In Five Years

Jessica Gutschow

To imagine where I’ll be five years from now feels immense, immeasurable, daunting. Often times growing up my dad would joke, “we think we’ve made plans and God laughs,” something I’ve held dear to my heart throughout the first year and a half of my college career. I never know how to answer this question or even how to consider it myself. Over the past 19 years, the only conclusion I’ve been able to come to is this. I don’t know where I’ll be in five years. I don’t know if I’ll be a celebrated author, bustling daily reporter, young mother, morning news anchor or even a starving novelist. What I do know, is that I will be happy. 

Throughout the endeavor of discovering what profession sets my soul on fire, I’ve learned a lot about myself and the things I am capable of.

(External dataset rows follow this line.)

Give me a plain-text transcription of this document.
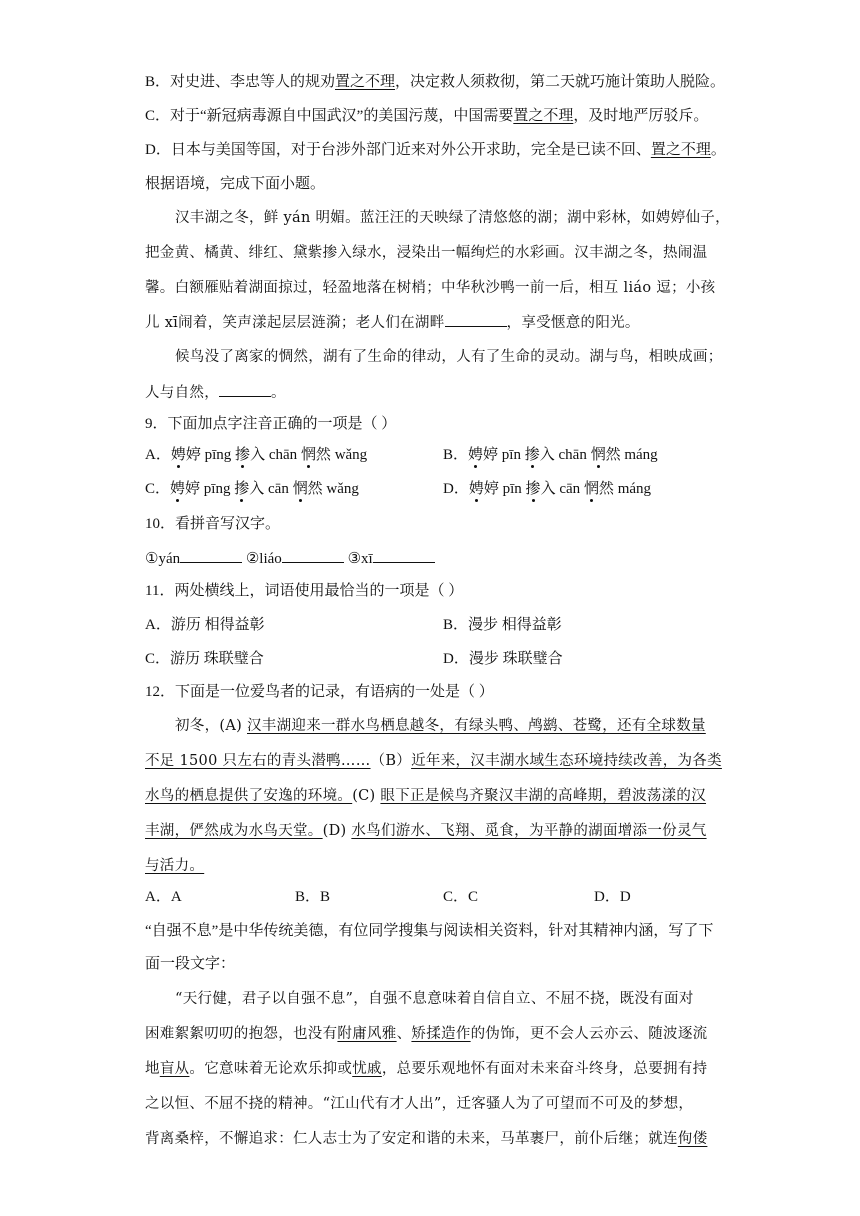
B．对史进、李忠等人的规劝置之不理，决定救人须救彻，第二天就巧施计策助人脱险。
C．对于“新冠病毒源自中国武汉”的美国污蔑，中国需要置之不理，及时地严厉驳斥。
D．日本与美国等国，对于台涉外部门近来对外公开求助，完全是已读不回、置之不理。
根据语境，完成下面小题。
汉丰湖之冬，鲜 yán 明媚。蓝汪汪的天映绿了清悠悠的湖；湖中彩林，如娉婷仙子，
把金黄、橘黄、绯红、黛紫掺入绿水，浸染出一幅绚烂的水彩画。汉丰湖之冬，热闹温
馨。白额雁贴着湖面掠过，轻盈地落在树梢；中华秋沙鸭一前一后，相互 liáo 逗；小孩
儿 xī闹着，笑声漾起层层涟漪；老人们在湖畔	，享受惬意的阳光。
候鸟没了离家的惆然，湖有了生命的律动，人有了生命的灵动。湖与鸟，相映成画；
人与自然，	。
9．下面加点字注音正确的一项是（ ）
A．娉婷 pīng 掺入 chān 惘然 wǎng	B．娉婷 pīn 掺入 chān 惘然 máng
C．娉婷 pīng 掺入 cān 惘然 wǎng	D．娉婷 pīn 掺入 cān 惘然 máng
10．看拼音写汉字。
①yán	②liáo	③xī
11．两处横线上，词语使用最恰当的一项是（ ）
A．游历 相得益彰	B．漫步 相得益彰
C．游历 珠联璧合	D．漫步 珠联璧合
12．下面是一位爱鸟者的记录，有语病的一处是（ ）
初冬，(A) 汉丰湖迎来一群水鸟栖息越冬，有绿头鸭、鸬鹚、苍鹭，还有全球数量
不足 1500 只左右的青头潜鸭……（B）近年来，汉丰湖水域生态环境持续改善，为各类
水鸟的栖息提供了安逸的环境。(C) 眼下正是候鸟齐聚汉丰湖的高峰期，碧波荡漾的汉
丰湖，俨然成为水鸟天堂。(D) 水鸟们游水、飞翔、觅食，为平静的湖面增添一份灵气
与活力。
A．A	B．B	C．C	D．D
“自强不息”是中华传统美德，有位同学搜集与阅读相关资料，针对其精神内涵，写了下
面一段文字：
“天行健，君子以自强不息”，自强不息意味着自信自立、不屈不挠，既没有面对
困难絮絮叨叨的抱怨，也没有附庸风雅、矫揉造作的伪饰，更不会人云亦云、随波逐流
地盲从。它意味着无论欢乐抑或忧戚，总要乐观地怀有面对未来奋斗终身，总要拥有持
之以恒、不屈不挠的精神。“江山代有才人出”，迁客骚人为了可望而不可及的梦想，
背离桑梓，不懈追求：仁人志士为了安定和谐的未来，马革裹尸，前仆后继；就连佝偻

I am determined and I am strong, even if I wasn’t a time before. I am bold, and I am opinionated when standing up for what I believe in. I do not take shortcuts, and I never settle for second place; even in the past when others held me back in an attempt to diminish my spirits. I’ve never truly known where I will be in the future, but I know that no matter where it is, it will be beautiful, happy and exactly the way it should be. I have developed the skills necessary to achieve a successful future no matter where it takes me. I have overcome many things, which I am proud of, and stand as an example of the adversity I can face and defeat with God by my side. 

I may not be where I am going yet, but I am well on my way, keeping all doors open for a brighter future.